With improved reporting frequencies during the pandemic from big contributors such as the US and China, timeliness of reporting is improving significantly. This factor is also aided by countries implementing the VigiBase API, which enables more manageable continuous reporting rather than large periodic batches.

 

 

Q&A with Helena Sköld on VigiBase Growth

Uppsala Reports caught up with our colleague, VigiBase Manager Helena Sköld, for a quick look at what this remarkable VigiBase growth means.

 

How important is VigiBase growth for the field of pharmacovigilance?

Pharmacovigilance is a data-dependent science, and we will always struggle with underreporting, so this growth is invaluable. At UMC, the methodological developments that our data science researchers have pioneered for quantitative signal detection, combined with increasingly vast datasets, are making pharmacovigilance more powerful and sophisticated than ever. More and more national agencies are also adopting UMC’s quantitative methodologies and, again, this is probably also contributing to the growth in record sharing.

VigiBase growth was accelerating before the current pandemic. Can you give a little more background on why?

For many years, the number of countries participating in the WHO programme was low, but that has changed, and we now have 148 full programme members sharing reports to VigiBase. In particular, growth among lower- and middle-income countries – many of whom have large populations has been strong. During that time, we have seen a corresponding growth in awareness of the importance of pharmacovigilance for patient safety. We also see in the legislative and regulatory frameworks of more countries a move to strengthen the reporting culture. The methods of sharing reports have also improved greatly over years, and the investments UMC has made in developing tools and processes – not to mention pharmacovigilance training and capacity building – are really paying off in terms of volume and quality of data.

Is there a danger of getting too much data too quickly?

If some national agencies are finding it difficult to cope with the current avalanche of data, I would suggest they should be looking to tools like VigiLyze to improve their quantitative analytic abilities. It’s also very important to remember that these quantitative signal detection methodologies are still only used to develop hypotheses. Any suspected signals must then be investigated with in-depth assessments of case data, scientific literature, and other data sources.

There has been a surge in reports of adverse drug reactions related to COVID-19 vaccines. Should we be worried?

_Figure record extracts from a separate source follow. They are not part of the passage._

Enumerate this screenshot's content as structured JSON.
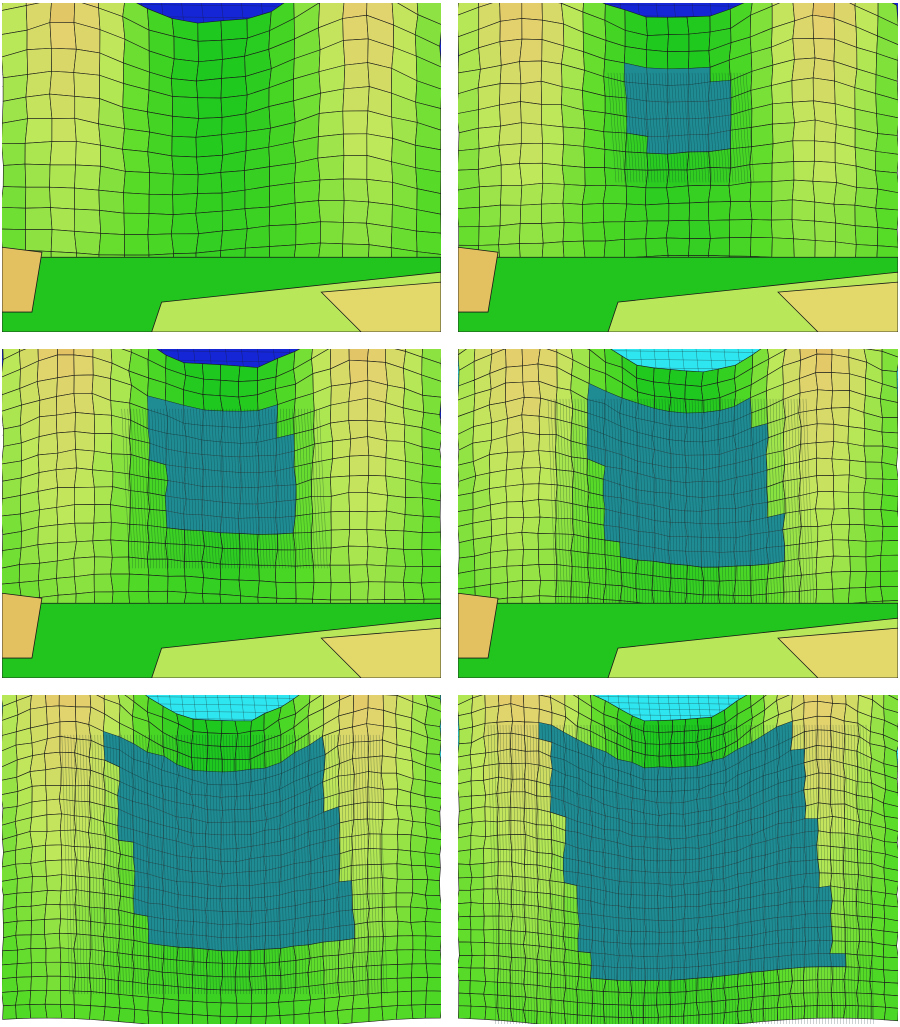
{
  "figure": {
    "panels": [
      {
        "id": "panel-a",
        "refinement": 0,
        "has_water_grid_dark": true
      },
      {
        "id": "panel-b",
        "refinement": 1,
        "has_water_grid_dark": true
      },
      {
        "id": "panel-c",
        "refinement": 2,
        "has_water_grid_dark": true
      },
      {
        "id": "panel-d",
        "refinement": 3,
        "has_water_grid_dark": false
      },
      {
        "id": "panel-e",
        "refinement": 4,
        "has_water_grid_dark": false
      },
      {
        "id": "panel-f",
        "refinement": 5,
        "has_water_grid_dark": false
      }
    ]
  },
  "colors": {
    "deep_blue": "#1426d6",
    "cyan": "#2ee6f0",
    "teal_mesh": "#1f8c94",
    "green_bright": "#22e01e",
    "green_mid": "#55d61f",
    "lime": "#b8e85a",
    "yellow": "#e3d86a",
    "orange": "#e0a048",
    "orange_dark": "#d98a3a",
    "grid_line": "#1a1a1a"
  }
}
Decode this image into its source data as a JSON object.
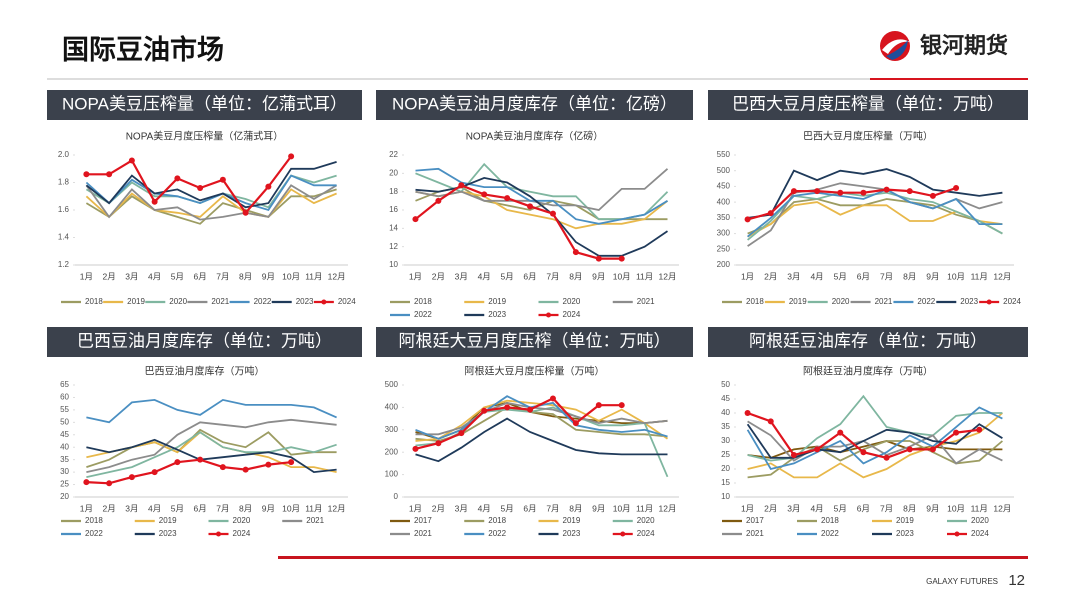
{
  "header": {
    "title": "国际豆油市场",
    "logo": "银河期货"
  },
  "footer": {
    "brand": "GALAXY FUTURES",
    "page": "12"
  },
  "chart_data": [
    {
      "type": "line",
      "title": "NOPA美豆压榨量（单位：亿蒲式耳）",
      "subtitle": "NOPA美豆月度压榨量（亿蒲式耳）",
      "categories": [
        "1月",
        "2月",
        "3月",
        "4月",
        "5月",
        "6月",
        "7月",
        "8月",
        "9月",
        "10月",
        "11月",
        "12月"
      ],
      "ylim": [
        1.2,
        2.0
      ],
      "yticks": [
        1.2,
        1.4,
        1.6,
        1.8,
        {
          "value": 2,
          "label": "2.0"
        }
      ],
      "series": [
        {
          "name": "2018",
          "color": "#9c9c62",
          "values": [
            1.65,
            1.55,
            1.7,
            1.6,
            1.55,
            1.5,
            1.65,
            1.6,
            1.55,
            1.7,
            1.7,
            1.75
          ]
        },
        {
          "name": "2019",
          "color": "#e8b84a",
          "values": [
            1.7,
            1.55,
            1.72,
            1.6,
            1.58,
            1.55,
            1.7,
            1.58,
            1.55,
            1.75,
            1.65,
            1.72
          ]
        },
        {
          "name": "2020",
          "color": "#7fb6a0",
          "values": [
            1.75,
            1.65,
            1.8,
            1.7,
            1.7,
            1.65,
            1.72,
            1.68,
            1.62,
            1.85,
            1.8,
            1.85
          ]
        },
        {
          "name": "2021",
          "color": "#8c8c8c",
          "values": [
            1.78,
            1.55,
            1.75,
            1.6,
            1.62,
            1.53,
            1.55,
            1.58,
            1.55,
            1.78,
            1.68,
            1.78
          ]
        },
        {
          "name": "2022",
          "color": "#4a8fc2",
          "values": [
            1.8,
            1.65,
            1.82,
            1.72,
            1.7,
            1.65,
            1.72,
            1.65,
            1.6,
            1.85,
            1.78,
            1.78
          ]
        },
        {
          "name": "2023",
          "color": "#1f3a5a",
          "values": [
            1.78,
            1.65,
            1.85,
            1.72,
            1.75,
            1.67,
            1.72,
            1.62,
            1.65,
            1.9,
            1.9,
            1.95
          ]
        },
        {
          "name": "2024",
          "color": "#e0141e",
          "values": [
            1.86,
            1.86,
            1.96,
            1.66,
            1.83,
            1.76,
            1.82,
            1.58,
            1.77,
            1.99,
            null,
            null
          ]
        }
      ]
    },
    {
      "type": "line",
      "title": "NOPA美豆油月度库存（单位：亿磅）",
      "subtitle": "NOPA美豆油月度库存（亿磅）",
      "categories": [
        "1月",
        "2月",
        "3月",
        "4月",
        "5月",
        "6月",
        "7月",
        "8月",
        "9月",
        "10月",
        "11月",
        "12月"
      ],
      "ylim": [
        10,
        22
      ],
      "yticks": [
        10,
        12,
        14,
        16,
        18,
        20,
        22
      ],
      "series": [
        {
          "name": "2018",
          "color": "#9c9c62",
          "values": [
            17,
            18,
            18.5,
            17,
            16.5,
            16,
            17,
            16.5,
            15,
            15,
            15,
            15
          ]
        },
        {
          "name": "2019",
          "color": "#e8b84a",
          "values": [
            18,
            17.5,
            18,
            17.5,
            16,
            15.5,
            15,
            14,
            14.5,
            14.5,
            15,
            17
          ]
        },
        {
          "name": "2020",
          "color": "#7fb6a0",
          "values": [
            20,
            19,
            18,
            21,
            18.5,
            18,
            17.5,
            17.5,
            15,
            15,
            15.5,
            18
          ]
        },
        {
          "name": "2021",
          "color": "#8c8c8c",
          "values": [
            18,
            17.5,
            18,
            17,
            17,
            17,
            16.5,
            16.5,
            16,
            18.3,
            18.3,
            20.5
          ]
        },
        {
          "name": "2022",
          "color": "#4a8fc2",
          "values": [
            20.3,
            20.5,
            19,
            18.5,
            18.5,
            17,
            17,
            15,
            14.5,
            15,
            15.5,
            17
          ]
        },
        {
          "name": "2023",
          "color": "#1f3a5a",
          "values": [
            18.2,
            18,
            18.5,
            19.5,
            19,
            17.5,
            15.5,
            12.5,
            11,
            11,
            12,
            13.7
          ]
        },
        {
          "name": "2024",
          "color": "#e0141e",
          "values": [
            15,
            17,
            18.7,
            17.7,
            17.3,
            16.4,
            15.6,
            11.4,
            10.7,
            10.7,
            null,
            null
          ]
        }
      ]
    },
    {
      "type": "line",
      "title": "巴西大豆月度压榨量（单位：万吨）",
      "subtitle": "巴西大豆月度压榨量（万吨）",
      "categories": [
        "1月",
        "2月",
        "3月",
        "4月",
        "5月",
        "6月",
        "7月",
        "8月",
        "9月",
        "10月",
        "11月",
        "12月"
      ],
      "ylim": [
        200,
        550
      ],
      "yticks": [
        200,
        250,
        300,
        350,
        400,
        450,
        500,
        550
      ],
      "series": [
        {
          "name": "2018",
          "color": "#9c9c62",
          "values": [
            300,
            330,
            400,
            410,
            390,
            390,
            410,
            400,
            390,
            360,
            340,
            300
          ]
        },
        {
          "name": "2019",
          "color": "#e8b84a",
          "values": [
            290,
            330,
            390,
            400,
            360,
            390,
            390,
            340,
            340,
            370,
            340,
            330
          ]
        },
        {
          "name": "2020",
          "color": "#7fb6a0",
          "values": [
            280,
            340,
            420,
            410,
            430,
            420,
            430,
            410,
            400,
            370,
            340,
            300
          ]
        },
        {
          "name": "2021",
          "color": "#8c8c8c",
          "values": [
            260,
            310,
            430,
            440,
            460,
            450,
            440,
            400,
            380,
            410,
            380,
            400
          ]
        },
        {
          "name": "2022",
          "color": "#4a8fc2",
          "values": [
            290,
            350,
            420,
            430,
            420,
            410,
            440,
            400,
            380,
            410,
            330,
            330
          ]
        },
        {
          "name": "2023",
          "color": "#1f3a5a",
          "values": [
            350,
            360,
            500,
            470,
            500,
            490,
            505,
            480,
            440,
            430,
            420,
            430
          ]
        },
        {
          "name": "2024",
          "color": "#e0141e",
          "values": [
            345,
            365,
            435,
            435,
            430,
            430,
            440,
            435,
            420,
            445,
            null,
            null
          ]
        }
      ]
    },
    {
      "type": "line",
      "title": "巴西豆油月度库存（单位：万吨）",
      "subtitle": "巴西豆油月度库存（万吨）",
      "categories": [
        "1月",
        "2月",
        "3月",
        "4月",
        "5月",
        "6月",
        "7月",
        "8月",
        "9月",
        "10月",
        "11月",
        "12月"
      ],
      "ylim": [
        20,
        65
      ],
      "yticks": [
        20,
        25,
        30,
        35,
        40,
        45,
        50,
        55,
        60,
        65
      ],
      "series": [
        {
          "name": "2018",
          "color": "#9c9c62",
          "values": [
            32,
            35,
            40,
            42,
            38,
            47,
            42,
            40,
            46,
            37,
            38,
            38
          ]
        },
        {
          "name": "2019",
          "color": "#e8b84a",
          "values": [
            36,
            38,
            40,
            42,
            38,
            46,
            40,
            38,
            36,
            32,
            32,
            30
          ]
        },
        {
          "name": "2020",
          "color": "#7fb6a0",
          "values": [
            28,
            30,
            32,
            36,
            40,
            46,
            40,
            38,
            38,
            40,
            38,
            41
          ]
        },
        {
          "name": "2021",
          "color": "#8c8c8c",
          "values": [
            30,
            32,
            35,
            37,
            45,
            50,
            49,
            48,
            50,
            51,
            50,
            49
          ]
        },
        {
          "name": "2022",
          "color": "#4a8fc2",
          "values": [
            52,
            50,
            58,
            59,
            55,
            53,
            59,
            57,
            57,
            57,
            56,
            52
          ]
        },
        {
          "name": "2023",
          "color": "#1f3a5a",
          "values": [
            40,
            38,
            40,
            43,
            39,
            35,
            36,
            37,
            38,
            36,
            30,
            31
          ]
        },
        {
          "name": "2024",
          "color": "#e0141e",
          "values": [
            26,
            25.5,
            28,
            30,
            34,
            35,
            32,
            31,
            33,
            34,
            null,
            null
          ]
        }
      ]
    },
    {
      "type": "line",
      "title": "阿根廷大豆月度压榨（单位：万吨）",
      "subtitle": "阿根廷大豆月度压榨量（万吨）",
      "categories": [
        "1月",
        "2月",
        "3月",
        "4月",
        "5月",
        "6月",
        "7月",
        "8月",
        "9月",
        "10月",
        "11月",
        "12月"
      ],
      "ylim": [
        0,
        500
      ],
      "yticks": [
        0,
        100,
        200,
        300,
        400,
        500
      ],
      "series": [
        {
          "name": "2017",
          "color": "#7f5a10",
          "values": [
            290,
            260,
            300,
            400,
            420,
            380,
            360,
            350,
            340,
            330,
            330,
            340
          ]
        },
        {
          "name": "2018",
          "color": "#9c9c62",
          "values": [
            260,
            250,
            280,
            340,
            400,
            380,
            370,
            300,
            290,
            280,
            280,
            270
          ]
        },
        {
          "name": "2019",
          "color": "#e8b84a",
          "values": [
            250,
            260,
            320,
            400,
            430,
            420,
            410,
            390,
            340,
            390,
            330,
            260
          ]
        },
        {
          "name": "2020",
          "color": "#7fb6a0",
          "values": [
            230,
            240,
            290,
            380,
            390,
            380,
            400,
            360,
            320,
            320,
            330,
            90
          ]
        },
        {
          "name": "2021",
          "color": "#8c8c8c",
          "values": [
            280,
            280,
            310,
            380,
            420,
            400,
            390,
            360,
            330,
            350,
            330,
            340
          ]
        },
        {
          "name": "2022",
          "color": "#4a8fc2",
          "values": [
            300,
            260,
            300,
            380,
            450,
            400,
            420,
            320,
            300,
            290,
            300,
            270
          ]
        },
        {
          "name": "2023",
          "color": "#1f3a5a",
          "values": [
            190,
            160,
            220,
            290,
            350,
            290,
            250,
            210,
            195,
            190,
            190,
            190
          ]
        },
        {
          "name": "2024",
          "color": "#e0141e",
          "values": [
            215,
            240,
            285,
            385,
            400,
            390,
            440,
            330,
            410,
            410,
            null,
            null
          ]
        }
      ]
    },
    {
      "type": "line",
      "title": "阿根廷豆油库存（单位：万吨）",
      "subtitle": "阿根廷豆油月度库存（万吨）",
      "categories": [
        "1月",
        "2月",
        "3月",
        "4月",
        "5月",
        "6月",
        "7月",
        "8月",
        "9月",
        "10月",
        "11月",
        "12月"
      ],
      "ylim": [
        10,
        50
      ],
      "yticks": [
        10,
        15,
        20,
        25,
        30,
        35,
        40,
        45,
        50
      ],
      "series": [
        {
          "name": "2017",
          "color": "#7f5a10",
          "values": [
            25,
            24,
            27,
            28,
            26,
            28,
            30,
            27,
            28,
            27,
            27,
            27
          ]
        },
        {
          "name": "2018",
          "color": "#9c9c62",
          "values": [
            17,
            18,
            24,
            28,
            23,
            27,
            30,
            30,
            26,
            22,
            23,
            30
          ]
        },
        {
          "name": "2019",
          "color": "#e8b84a",
          "values": [
            20,
            22,
            17,
            17,
            22,
            17,
            20,
            25,
            28,
            30,
            33,
            40
          ]
        },
        {
          "name": "2020",
          "color": "#7fb6a0",
          "values": [
            25,
            23,
            24,
            31,
            36,
            46,
            35,
            33,
            32,
            39,
            40,
            40
          ]
        },
        {
          "name": "2021",
          "color": "#8c8c8c",
          "values": [
            37,
            32,
            23,
            28,
            28,
            30,
            25,
            28,
            32,
            22,
            27,
            23
          ]
        },
        {
          "name": "2022",
          "color": "#4a8fc2",
          "values": [
            34,
            20,
            22,
            26,
            30,
            22,
            26,
            32,
            28,
            35,
            42,
            38
          ]
        },
        {
          "name": "2023",
          "color": "#1f3a5a",
          "values": [
            36,
            24,
            24,
            27,
            26,
            30,
            34,
            33,
            30,
            29,
            36,
            31
          ]
        },
        {
          "name": "2024",
          "color": "#e0141e",
          "values": [
            40,
            37,
            25,
            27,
            33,
            26,
            24,
            27,
            27,
            33,
            34,
            null
          ]
        }
      ]
    }
  ]
}
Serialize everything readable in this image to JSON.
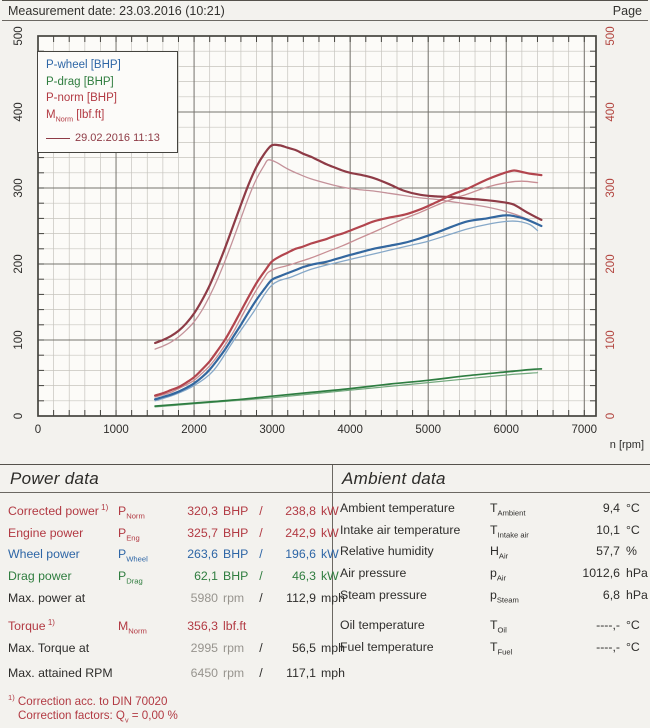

No, quite the contrary. Because this is the biggest mass vaccination programme in history, it makes sense that there would be a large number of reports anyway. But also, because these are new vaccines and they are so important to stopping the pandemic, health authorities at national and international level have been actively encouraging reporting. The amount of data we are receiving, and the timeliness with which we receive it, means that safety monitoring can be carried out at unprecedented scale and speed. In fact, what we are seeing is the safety monitoring systems working extremely well. This gives us a way to monitor rare events that could not be found in clinical trials.

As bad as the pandemic has been, it has at least created unprecedented collaboration between national regulators and national immunisation programmes, especially in lower- and middle-income countries. So, I believe what we are seeing is not a sign of the danger of these new products, but a sign of confidence. It says to me that we have more data about the real-world safety of these products than any other medicinal product before.